A $250,000 Fine Awarded

Publish: 15.08.2018

A top sports book operator in Nevada was recently fined by the regulators after allowing players from outside the state to place wagers. CG Technology, which was previously known as Cantor Gaming found itself in the midst of controversy last week as the Gaming Control Board posted a complaint and subsequent settlement on its websites. The operator admitted that it had facilitated players from across the US to place online-wagers in the Nevada casino. It is against the state regulations to allow anyone outside Nevada to partake in such gambling activities. According to the state officials, the company self-reported such activity to them.
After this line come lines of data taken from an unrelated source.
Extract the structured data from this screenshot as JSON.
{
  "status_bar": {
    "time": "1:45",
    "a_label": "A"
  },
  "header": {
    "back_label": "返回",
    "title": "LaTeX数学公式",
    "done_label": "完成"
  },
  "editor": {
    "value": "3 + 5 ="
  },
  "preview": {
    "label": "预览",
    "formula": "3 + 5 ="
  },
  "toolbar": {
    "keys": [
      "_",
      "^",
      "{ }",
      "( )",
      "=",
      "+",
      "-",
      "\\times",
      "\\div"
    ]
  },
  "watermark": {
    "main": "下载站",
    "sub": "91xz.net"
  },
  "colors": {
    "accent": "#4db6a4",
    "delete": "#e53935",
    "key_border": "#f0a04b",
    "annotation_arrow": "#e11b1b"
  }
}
The Board has ordered a $250,000 fine on the operator. The firm has also been ordered to cease using its own equipment and technology. It will be allowed to stay in business so long as it uses third-party equipment and tech to facilitate gambling in its casinos. In addition to this, CG Technology will also discontinue the use of its sports pool wagering system and all of its components. The ban will be permanent in nature and should be carried out within six months.
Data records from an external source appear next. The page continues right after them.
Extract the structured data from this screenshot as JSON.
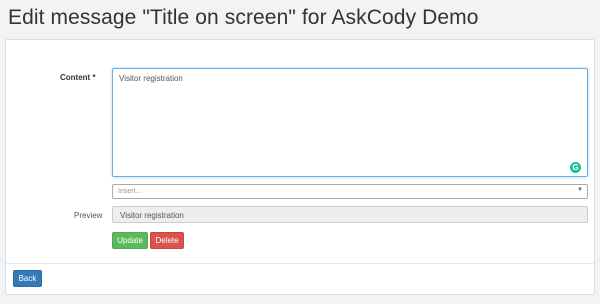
{
  "page": {
    "title": "Edit message \"Title on screen\" for AskCody Demo"
  },
  "form": {
    "content_label": "Content *",
    "content_value": "Visitor registration",
    "insert_placeholder": "Insert...",
    "preview_label": "Preview",
    "preview_value": "Visitor registration",
    "grammarly_glyph": "G"
  },
  "buttons": {
    "update": "Update",
    "delete": "Delete",
    "back": "Back"
  },
  "colors": {
    "update": "#5cb85c",
    "delete": "#d9534f",
    "back": "#337ab7",
    "grammarly": "#15c39a"
  },
  "icons": {
    "textarea_badge": "grammarly-icon",
    "select_toggle": "chevron-down-icon"
  }
}
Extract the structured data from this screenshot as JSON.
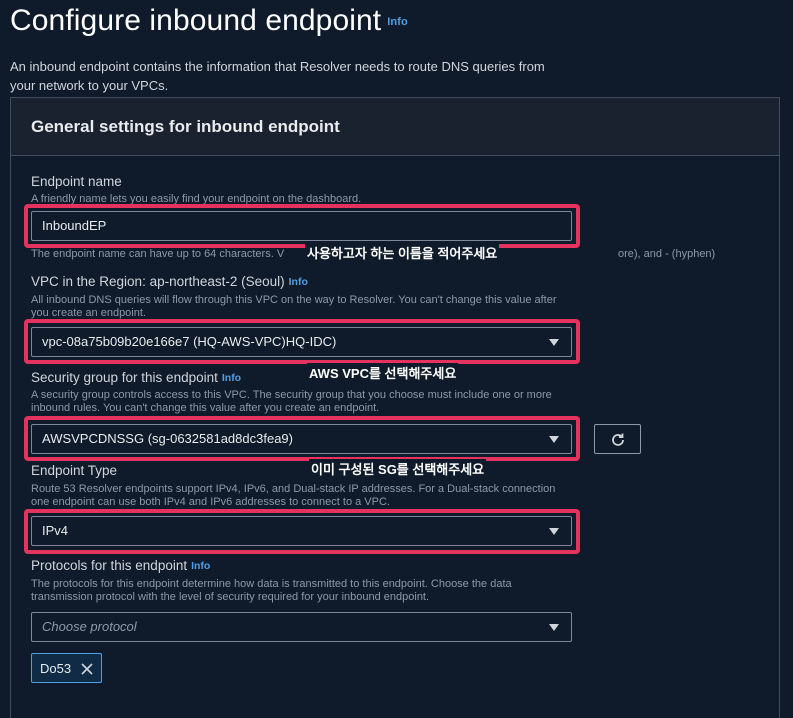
{
  "page": {
    "title": "Configure inbound endpoint",
    "info": "Info",
    "description": "An inbound endpoint contains the information that Resolver needs to route DNS queries from your network to your VPCs."
  },
  "panel": {
    "title": "General settings for inbound endpoint"
  },
  "endpoint_name": {
    "label": "Endpoint name",
    "description": "A friendly name lets you easily find your endpoint on the dashboard.",
    "value": "InboundEP",
    "hint_start": "The endpoint name can have up to 64 characters. V",
    "hint_end": "ore), and - (hyphen)"
  },
  "vpc": {
    "label": "VPC in the Region: ap-northeast-2 (Seoul)",
    "info": "Info",
    "description": "All inbound DNS queries will flow through this VPC on the way to Resolver. You can't change this value after you create an endpoint.",
    "value": "vpc-08a75b09b20e166e7 (HQ-AWS-VPC)HQ-IDC)"
  },
  "security_group": {
    "label": "Security group for this endpoint",
    "info": "Info",
    "description": "A security group controls access to this VPC. The security group that you choose must include one or more inbound rules. You can't change this value after you create an endpoint.",
    "value": "AWSVPCDNSSG (sg-0632581ad8dc3fea9)"
  },
  "endpoint_type": {
    "label": "Endpoint Type",
    "description": "Route 53 Resolver endpoints support IPv4, IPv6, and Dual-stack IP addresses. For a Dual-stack connection one endpoint can use both IPv4 and IPv6 addresses to connect to a VPC.",
    "value": "IPv4"
  },
  "protocols": {
    "label": "Protocols for this endpoint",
    "info": "Info",
    "description": "The protocols for this endpoint determine how data is transmitted to this endpoint. Choose the data transmission protocol with the level of security required for your inbound endpoint.",
    "placeholder": "Choose protocol",
    "selected_token": "Do53"
  },
  "annotations": {
    "name_note": "사용하고자 하는 이름을 적어주세요",
    "vpc_note": "AWS VPC를 선택해주세요",
    "sg_note": "이미 구성된 SG를 선택해주세요"
  },
  "colors": {
    "highlight": "#e6325f",
    "link": "#539fe5"
  },
  "icons": {
    "refresh": "refresh-icon",
    "caret": "caret-down-icon",
    "dismiss": "close-icon"
  }
}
The company first allowed a Maryland gambler to use its mobile wagering system to place a bet. It later claimed to make adequate changes to its software as well as Geo-location functionality. However, in April 2017, it allowed more such bets from California, Arizona, and Texas. The complaint to the Board stated, “CGT’s conduct […] constitutes a failure to comply with or make provision for compliance with all federal, state and local laws and regulations.”

In May this year, the Supreme Court of the US allowed all states to legalize and regulate sports betting in their respective jurisdictions. Before the ruling came to force, single-game sports gambling was legal only in Nevada. This made some players place bets on the Nevada sports book operators.
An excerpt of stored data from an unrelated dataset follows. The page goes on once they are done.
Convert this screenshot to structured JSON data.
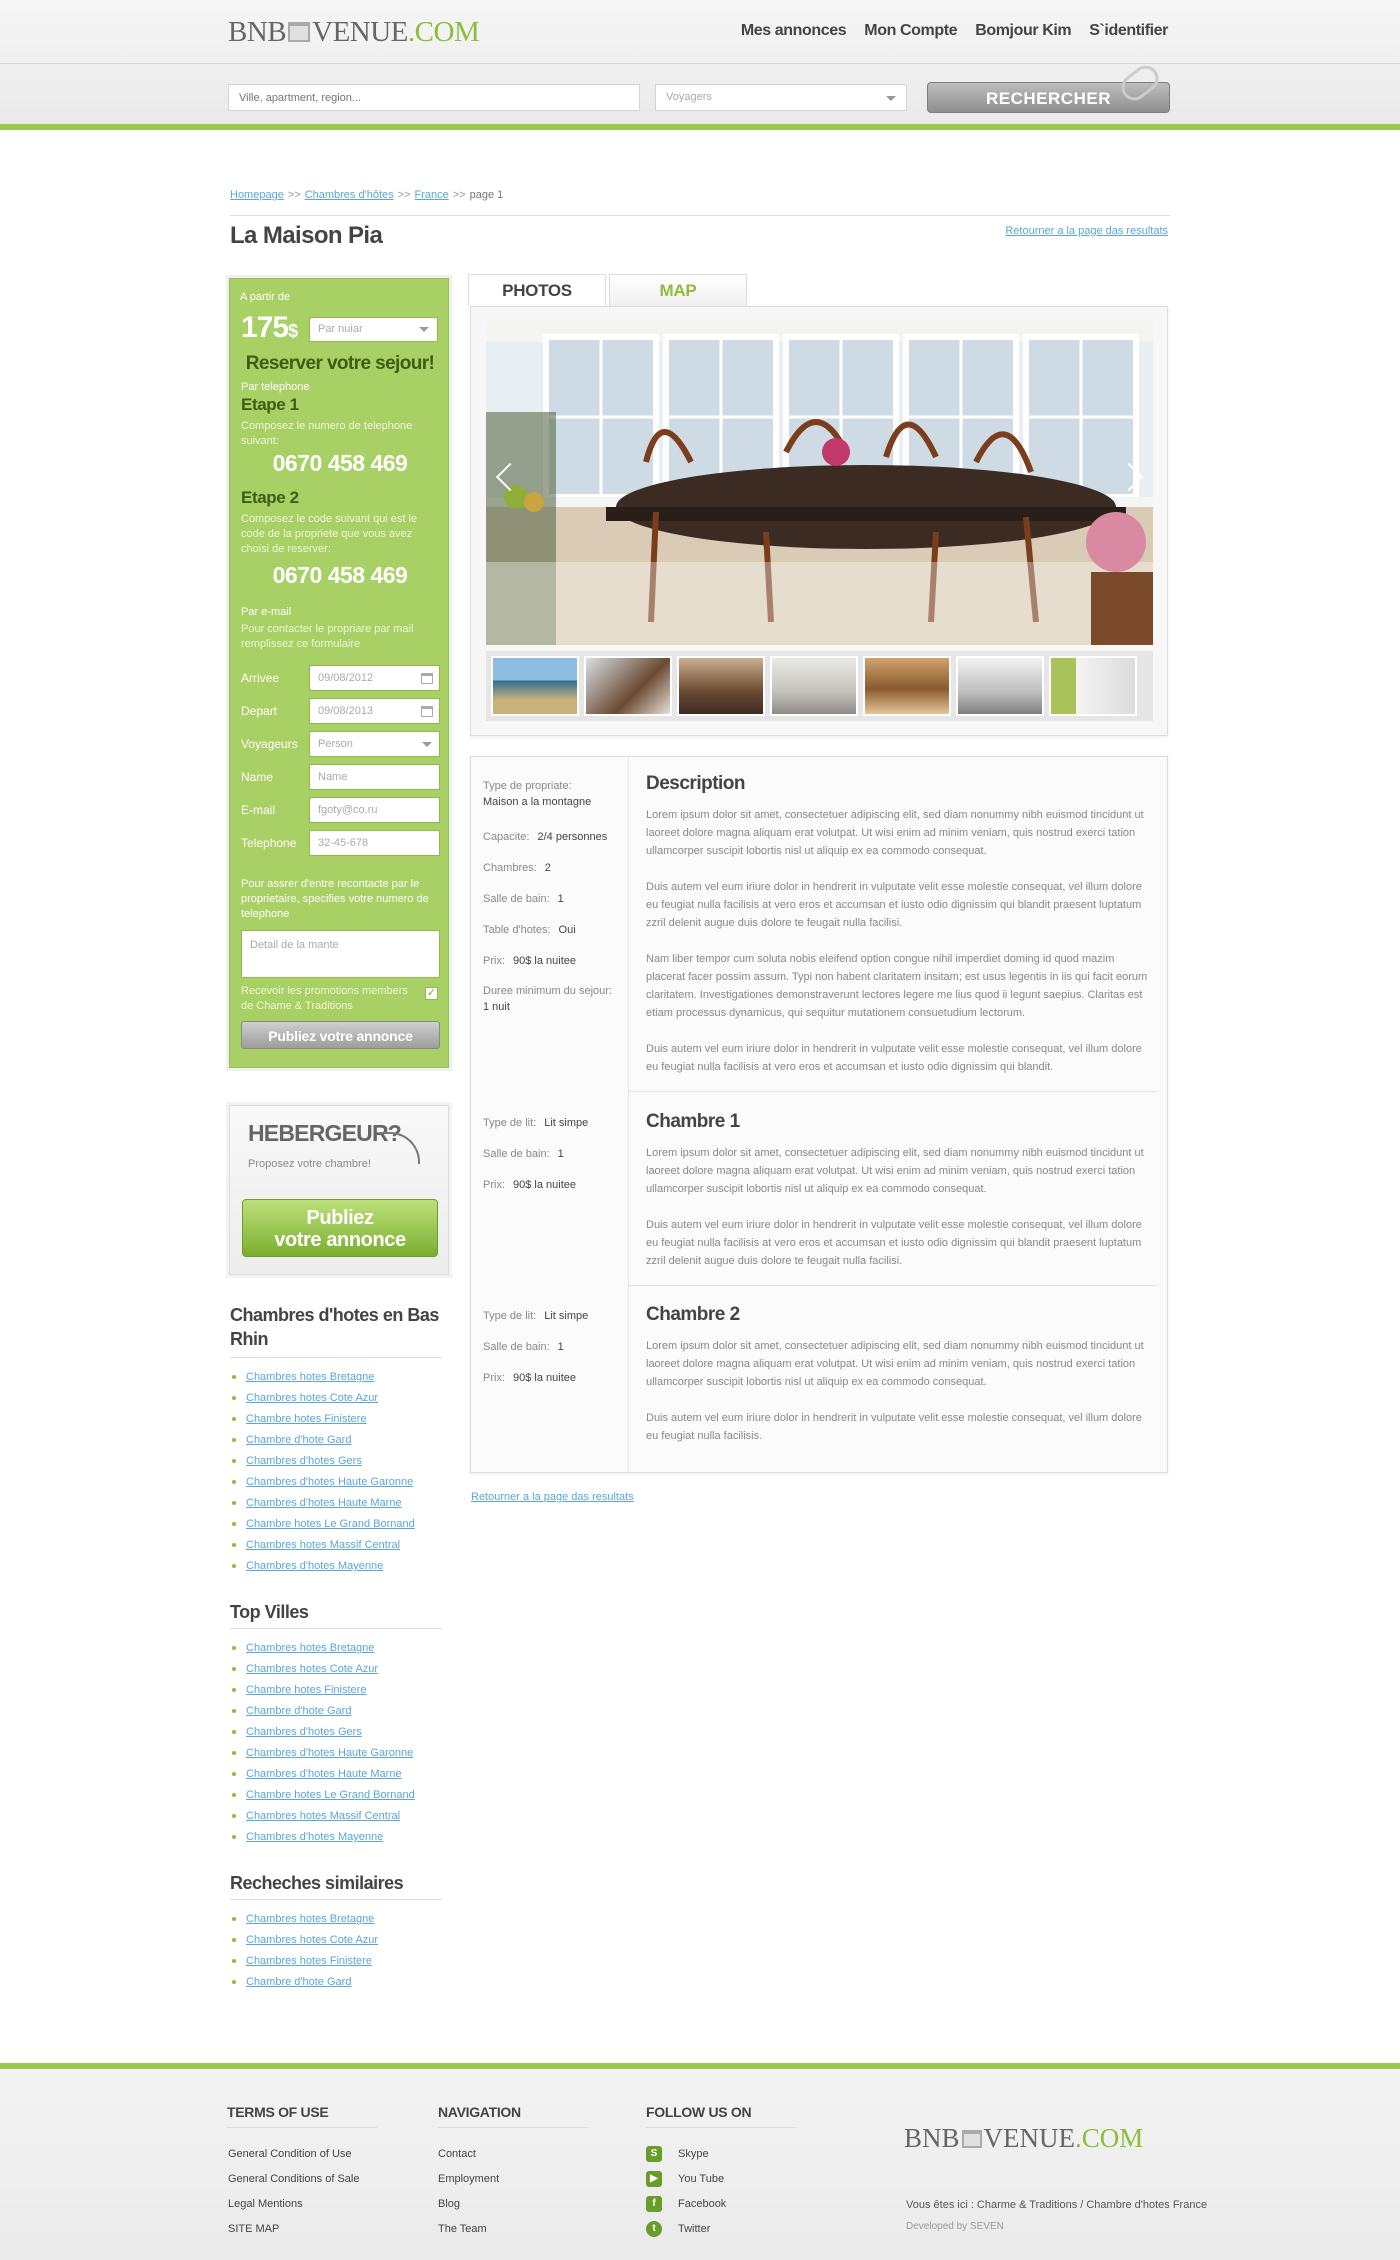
{
  "header": {
    "logo_left": "BNB",
    "logo_right": "VENUE",
    "logo_tld": ".COM",
    "nav": [
      "Mes annonces",
      "Mon Compte",
      "Bomjour Kim",
      "S`identifier"
    ],
    "search_placeholder": "Ville, apartment, region...",
    "voyagers_select": "Voyagers",
    "search_button": "RECHERCHER"
  },
  "breadcrumb": {
    "items": [
      "Homepage",
      "Chambres d'hôtes",
      "France"
    ],
    "separator": ">>",
    "current": "page 1"
  },
  "title": "La Maison Pia",
  "return_link": "Retourner a la page das resultats",
  "booking": {
    "from_label": "A partir de",
    "price": "175",
    "currency": "$",
    "per_select": "Par nuiar",
    "reserve_title": "Reserver votre sejour!",
    "by_phone": "Par telephone",
    "step1_title": "Etape 1",
    "step1_text": "Composez le numero de telephone suivant:",
    "step1_phone": "0670 458 469",
    "step2_title": "Etape 2",
    "step2_text": "Composez le code suivant qui est le code de la propriete que vous avez choisi de reserver:",
    "step2_code": "0670 458 469",
    "by_email": "Par e-mail",
    "email_text": "Pour contacter le propriare par mail remplissez ce formulaire",
    "fields": [
      {
        "label": "Arrivee",
        "value": "09/08/2012",
        "type": "date"
      },
      {
        "label": "Depart",
        "value": "09/08/2013",
        "type": "date"
      },
      {
        "label": "Voyageurs",
        "value": "Person",
        "type": "select"
      },
      {
        "label": "Name",
        "value": "Name",
        "type": "text"
      },
      {
        "label": "E-mail",
        "value": "fgoty@co.ru",
        "type": "text"
      },
      {
        "label": "Telephone",
        "value": "32-45-678",
        "type": "text"
      }
    ],
    "contact_note": "Pour assrer d'entre recontacte par le proprietaire, specifies votre numero de telephone",
    "detail_placeholder": "Detail de la mante",
    "promo_text": "Recevoir les promotions members de Chame & Traditions",
    "promo_checked": true,
    "publish_button": "Publiez votre annonce"
  },
  "hebergeur": {
    "title": "HEBERGEUR?",
    "subtitle": "Proposez votre chambre!",
    "button_line1": "Publiez",
    "button_line2": "votre annonce"
  },
  "sidebar": {
    "section1": {
      "title": "Chambres d'hotes en Bas Rhin",
      "items": [
        "Chambres hotes Bretagne",
        "Chambres hotes Cote Azur",
        "Chambre hotes Finistere",
        "Chambre d'hote Gard",
        "Chambres d'hotes Gers",
        "Chambres d'hotes Haute Garonne",
        "Chambres d'hotes Haute Marne",
        "Chambre hotes Le Grand Bornand",
        "Chambres hotes Massif Central",
        "Chambres d'hotes Mayenne"
      ]
    },
    "section2": {
      "title": "Top Villes",
      "items": [
        "Chambres hotes Bretagne",
        "Chambres hotes Cote Azur",
        "Chambre hotes Finistere",
        "Chambre d'hote Gard",
        "Chambres d'hotes Gers",
        "Chambres d'hotes Haute Garonne",
        "Chambres d'hotes Haute Marne",
        "Chambre hotes Le Grand Bornand",
        "Chambres hotes Massif Central",
        "Chambres d'hotes Mayenne"
      ]
    },
    "section3": {
      "title": "Recheches similaires",
      "items": [
        "Chambres hotes Bretagne",
        "Chambres hotes Cote Azur",
        "Chambres hotes Finistere",
        "Chambre d'hote Gard"
      ]
    }
  },
  "tabs": [
    "PHOTOS",
    "MAP"
  ],
  "details": {
    "props": [
      {
        "label": "Type de propriate:",
        "value": "Maison a la montagne"
      },
      {
        "label": "Capacite:",
        "value": "2/4 personnes"
      },
      {
        "label": "Chambres:",
        "value": "2"
      },
      {
        "label": "Salle de bain:",
        "value": "1"
      },
      {
        "label": "Table d'hotes:",
        "value": "Oui"
      },
      {
        "label": "Prix:",
        "value": "90$ la nuitee"
      },
      {
        "label": "Duree minimum du sejour:",
        "value": "1 nuit"
      }
    ],
    "description_title": "Description",
    "description_paras": [
      "Lorem ipsum dolor sit amet, consectetuer adipiscing elit, sed diam nonummy nibh euismod tincidunt ut laoreet dolore magna aliquam erat volutpat. Ut wisi enim ad minim veniam, quis nostrud exerci tation ullamcorper suscipit lobortis nisl ut aliquip ex ea commodo consequat.",
      "Duis autem vel eum iriure dolor in hendrerit in vulputate velit esse molestie consequat, vel illum dolore eu feugiat nulla facilisis at vero eros et accumsan et iusto odio dignissim qui blandit praesent luptatum zzril delenit augue duis dolore te feugait nulla facilisi.",
      "Nam liber tempor cum soluta nobis eleifend option congue nihil imperdiet doming id quod mazim placerat facer possim assum. Typi non habent claritatem insitam; est usus legentis in iis qui facit eorum claritatem. Investigationes demonstraverunt lectores legere me lius quod ii legunt saepius. Claritas est etiam processus dynamicus, qui sequitur mutationem consuetudium lectorum.",
      "Duis autem vel eum iriure dolor in hendrerit in vulputate velit esse molestie consequat, vel illum dolore eu feugiat nulla facilisis at vero eros et accumsan et iusto odio dignissim qui blandit."
    ],
    "rooms": [
      {
        "title": "Chambre 1",
        "props": [
          {
            "label": "Type de lit:",
            "value": "Lit simpe"
          },
          {
            "label": "Salle de bain:",
            "value": "1"
          },
          {
            "label": "Prix:",
            "value": "90$ la nuitee"
          }
        ],
        "paras": [
          "Lorem ipsum dolor sit amet, consectetuer adipiscing elit, sed diam nonummy nibh euismod tincidunt ut laoreet dolore magna aliquam erat volutpat. Ut wisi enim ad minim veniam, quis nostrud exerci tation ullamcorper suscipit lobortis nisl ut aliquip ex ea commodo consequat.",
          "Duis autem vel eum iriure dolor in hendrerit in vulputate velit esse molestie consequat, vel illum dolore eu feugiat nulla facilisis at vero eros et accumsan et iusto odio dignissim qui blandit praesent luptatum zzril delenit augue duis dolore te feugait nulla facilisi."
        ]
      },
      {
        "title": "Chambre 2",
        "props": [
          {
            "label": "Type de lit:",
            "value": "Lit simpe"
          },
          {
            "label": "Salle de bain:",
            "value": "1"
          },
          {
            "label": "Prix:",
            "value": "90$ la nuitee"
          }
        ],
        "paras": [
          "Lorem ipsum dolor sit amet, consectetuer adipiscing elit, sed diam nonummy nibh euismod tincidunt ut laoreet dolore magna aliquam erat volutpat. Ut wisi enim ad minim veniam, quis nostrud exerci tation ullamcorper suscipit lobortis nisl ut aliquip ex ea commodo consequat.",
          "Duis autem vel eum iriure dolor in hendrerit in vulputate velit esse molestie consequat, vel illum dolore eu feugiat nulla facilisis."
        ]
      }
    ]
  },
  "footer": {
    "terms": {
      "title": "TERMS OF USE",
      "links": [
        "General Condition of Use",
        "General Conditions of Sale",
        "Legal Mentions",
        "SITE MAP"
      ]
    },
    "navigation": {
      "title": "NAVIGATION",
      "links": [
        "Contact",
        "Employment",
        "Blog",
        "The Team"
      ]
    },
    "follow": {
      "title": "FOLLOW US ON",
      "links": [
        "Skype",
        "You Tube",
        "Facebook",
        "Twitter"
      ]
    },
    "logo_left": "BNB",
    "logo_right": "VENUE",
    "logo_tld": ".COM",
    "location": "Vous êtes ici : Charme & Traditions / Chambre d'hotes France",
    "developed": "Developed by SEVEN"
  },
  "colors": {
    "accent_green": "#9cc84a",
    "link_blue": "#5aa6d6",
    "dark_green_text": "#3f5d12"
  }
}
The complaint further stated that CGT engaged in a definitive pattern of allowing sports bets on events that had already been concluded. According to the complaint, the operator accepted sports bets during and after the matches were finished back in 2016. It included bets in boxing as well as MMA matches. Later in the year, the operator accepted over three dozen bets during college football games of October even after the games were finished.

CGT has previously had some run-ins with the Board. The firm was previously accused of shortchanging some gamblers between 2011 and 2015 which led to $70,000 in underpayments.